Внешне Владислав представал как ярко выраженный комплекс патологически уродливых черт: криво пришитая пуговица носа, жиденькая полоска бесцветных мальчишеских усов, бесчувственная борозда затасканных губ, перечеркивавшая, как непростительную ошибку, нижнюю половину дегенеративного бледно-желтого лица, на котором лежала остывшая каша жизни. Подбородок его, несмотря на масштабы, был безвольным, а прикус – неправильным. В его лице, в принципе, не нуждалось ни зеркало, ни отечественный кинематограф, ни женщины. Однако была в этом солидарном уродстве всех его обличительных очертаний соблюдена строгая симметрия, прослеживался некий обратно пропорциональный этому безобразию нравственный замысел.

Для призыва на военную службу оказался Владислав Витальевич непригоден: из-за сердечной хвори и астматических фортелей, которые выкидывали его бронхи.

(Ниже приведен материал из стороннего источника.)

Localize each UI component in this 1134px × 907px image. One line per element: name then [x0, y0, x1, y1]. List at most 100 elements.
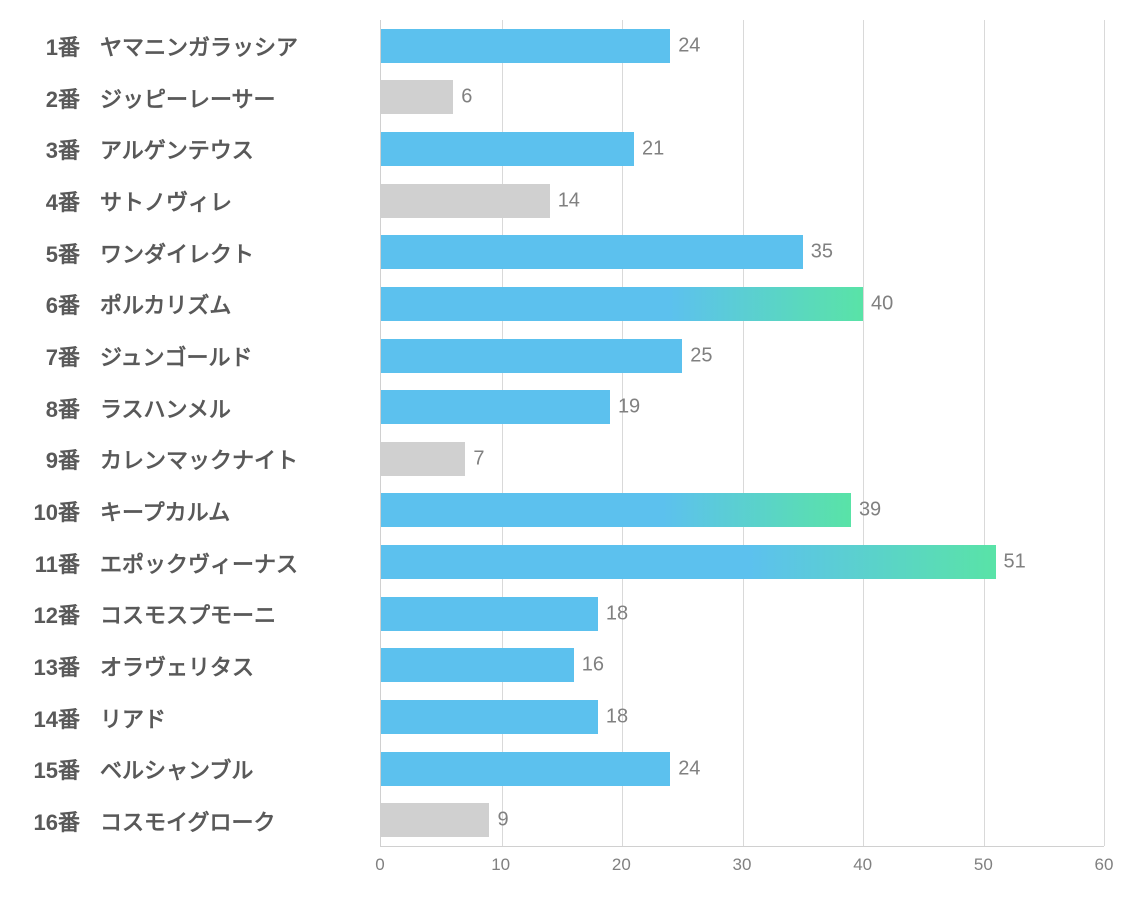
entry-name: ラスハンメル [100, 392, 370, 424]
entry-number: 1番 [30, 30, 100, 62]
entry-number: 16番 [30, 805, 100, 837]
bar-value: 18 [606, 602, 628, 625]
bar-row: 35 [381, 228, 1104, 276]
bar: 51 [381, 545, 996, 579]
entry-number: 9番 [30, 443, 100, 475]
plot-area: 24 6 21 14 35 40 25 19 7 39 51 18 16 18 24 9 [380, 20, 1104, 847]
bar-value: 14 [558, 189, 580, 212]
bar-value: 9 [497, 809, 508, 832]
entry-number: 13番 [30, 650, 100, 682]
bar-value: 40 [871, 292, 893, 315]
entry-number: 3番 [30, 133, 100, 165]
bar: 16 [381, 648, 574, 682]
entry-number: 10番 [30, 495, 100, 527]
bar-row: 14 [381, 177, 1104, 225]
bar: 35 [381, 235, 803, 269]
x-tick: 30 [733, 855, 752, 875]
y-label-row: 15番ベルシャンブル [30, 745, 370, 793]
entry-number: 5番 [30, 237, 100, 269]
bar-value: 35 [811, 241, 833, 264]
y-label-row: 16番コスモイグローク [30, 797, 370, 845]
y-label-row: 7番ジュンゴールド [30, 332, 370, 380]
bar-row: 16 [381, 641, 1104, 689]
grid-line [1104, 20, 1105, 846]
entry-number: 4番 [30, 185, 100, 217]
bar: 40 [381, 287, 863, 321]
bars-wrap: 24 6 21 14 35 40 25 19 7 39 51 18 16 18 24 9 [381, 20, 1104, 846]
bar: 18 [381, 700, 598, 734]
entry-name: ベルシャンブル [100, 753, 370, 785]
entry-name: ワンダイレクト [100, 237, 370, 269]
bar-row: 39 [381, 486, 1104, 534]
bar: 24 [381, 29, 670, 63]
y-label-row: 10番キープカルム [30, 487, 370, 535]
bar-value: 19 [618, 396, 640, 419]
x-tick: 10 [491, 855, 510, 875]
x-tick: 0 [375, 855, 384, 875]
bar-row: 18 [381, 693, 1104, 741]
bar: 19 [381, 390, 610, 424]
horse-score-chart: 1番ヤマニンガラッシア2番ジッピーレーサー3番アルゲンテウス4番サトノヴィレ5番… [0, 0, 1134, 907]
entry-number: 7番 [30, 340, 100, 372]
y-label-row: 3番アルゲンテウス [30, 125, 370, 173]
bar: 25 [381, 339, 682, 373]
entry-number: 14番 [30, 702, 100, 734]
bar-value: 6 [461, 86, 472, 109]
y-label-row: 1番ヤマニンガラッシア [30, 22, 370, 70]
bar-row: 40 [381, 280, 1104, 328]
y-axis-labels: 1番ヤマニンガラッシア2番ジッピーレーサー3番アルゲンテウス4番サトノヴィレ5番… [30, 20, 380, 847]
x-tick: 60 [1095, 855, 1114, 875]
entry-number: 15番 [30, 753, 100, 785]
entry-name: ポルカリズム [100, 288, 370, 320]
entry-name: カレンマックナイト [100, 443, 370, 475]
bar-row: 24 [381, 745, 1104, 793]
bar-row: 9 [381, 796, 1104, 844]
y-label-row: 2番ジッピーレーサー [30, 74, 370, 122]
entry-name: コスモスプモーニ [100, 598, 370, 630]
bar: 6 [381, 80, 453, 114]
entry-number: 8番 [30, 392, 100, 424]
y-label-row: 5番ワンダイレクト [30, 229, 370, 277]
entry-number: 6番 [30, 288, 100, 320]
bar-value: 16 [582, 654, 604, 677]
bar: 14 [381, 184, 550, 218]
bar-value: 7 [473, 447, 484, 470]
y-label-row: 8番ラスハンメル [30, 384, 370, 432]
entry-number: 11番 [30, 547, 100, 579]
y-label-row: 9番カレンマックナイト [30, 435, 370, 483]
bar-value: 24 [678, 34, 700, 57]
bar-row: 18 [381, 590, 1104, 638]
entry-name: ジュンゴールド [100, 340, 370, 372]
y-label-row: 11番エポックヴィーナス [30, 539, 370, 587]
y-label-row: 4番サトノヴィレ [30, 177, 370, 225]
y-label-row: 13番オラヴェリタス [30, 642, 370, 690]
bar-row: 7 [381, 435, 1104, 483]
entry-name: オラヴェリタス [100, 650, 370, 682]
entry-name: エポックヴィーナス [100, 547, 370, 579]
x-tick: 50 [974, 855, 993, 875]
bar-row: 19 [381, 383, 1104, 431]
bar-row: 25 [381, 332, 1104, 380]
bar-row: 21 [381, 125, 1104, 173]
y-label-row: 12番コスモスプモーニ [30, 590, 370, 638]
entry-name: ヤマニンガラッシア [100, 30, 370, 62]
entry-name: サトノヴィレ [100, 185, 370, 217]
x-tick: 40 [853, 855, 872, 875]
bar-value: 39 [859, 499, 881, 522]
entry-name: コスモイグローク [100, 805, 370, 837]
bar: 21 [381, 132, 634, 166]
bar: 7 [381, 442, 465, 476]
x-axis: 0102030405060 [380, 855, 1104, 885]
bar-value: 51 [1004, 551, 1026, 574]
bar-value: 21 [642, 138, 664, 161]
entry-number: 12番 [30, 598, 100, 630]
bar-value: 18 [606, 705, 628, 728]
bar-row: 24 [381, 22, 1104, 70]
entry-name: ジッピーレーサー [100, 82, 370, 114]
bar: 24 [381, 752, 670, 786]
entry-number: 2番 [30, 82, 100, 114]
bar: 18 [381, 597, 598, 631]
entry-name: キープカルム [100, 495, 370, 527]
entry-name: リアド [100, 702, 370, 734]
bar: 39 [381, 493, 851, 527]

Физический труд он переносил также плохо, – но это все осталось в прошлом. Здесь: пьянящий ветер подстрекал его волосы к мятежу против укоренившейся власти расчески.

На грудь ложилась пятитомным словарем болтовня обступивших его пассажиров. Головокружительно выгнулось над ним тринадцатичасовое небо, десантное подразделение жары высадилось в тыл его расплавленного затылка, – так что Владислав Витальевич моментально взопрел и обессилел. В такие мгновения он вроде бы ощущал, что чем-то болен: но в отношении своей предполагаемой болезни оставался обсессивно-пассивен, умышленно инертен. Ведь в ее потайном, закамуфлированном потоке содержались все предпосылки к его будущему, к его жизни, которая оказывалась в итоге всего-навсего следствием его непрерывно-болезненного состояния.

Вообще Владислава не интересовало, действительно ли он чем-то болен, возможно ли вылечиться. Нет, начни он вмешиваться как-то, искоренять это из себя, – вместо того, чтобы проживать эту помещенную в его сознание болезнь, переживать ее в непосредственном восприятии, висцерально, с вовлечением всех внутренностей, всех ядер его интуитивного, восприимчивого нутра, – если бы Владислав попытался это изжить, то он просто-напросто намеренно лишил бы себя этого исключительного опыта, который болезнь ему дарит ежедневно и ежечасно. Он вырвал бы сам корень своего беспричинного бытия, – мотивированного лишь ожиданием того, когда обнаружится его латентная болезнь, случится ли при этом перемена в его мироощущении, его жизни.

В мучительном возбуждении съежились его внутренние органы. Членистоногая плоть вспучилась. Одежда зашевелилась, сделалась ощутимо-тесной.

Всех пассажиров словно бы вздернули куда-то вверх, – как причудливой формы кегли, пока они дремали в поезде, почитывали и играли в шашки, в домино, – но вот теперь их тела опустили вниз, и собственное парализованное тело Владиславу казалось неуклюжей подменой, – но ничего доказать было нельзя. Сердце барахлило, ноги подкашивались от слабости.

Он тщательно – заботливо-круговым, массирующим движением, – протер стеклышки своих засаленных очков уголком манжета. В последние годы экономика его расточительных глаз, слишком жадно растрачивавших пространство, пребывала в депрессии, в стагнации.

Казалось, что будущее, за которым он гнался, не просто всегда опережало Владислава Витальевича, но что с ним вообще невозможно поравняться. Оно было как бы промахом, априорным непопаданием по несуществующей цели. Куда-то торопившиеся, кудахчущие люди опережали его на шаг.

«Привет, чемодан, вокзал, Россия! Гуд-бай, все ортодоксальные националисты!» – произнес громким, прибалтийским басом курносый, коренастый мужчина у Владислава Витальевича за спиной.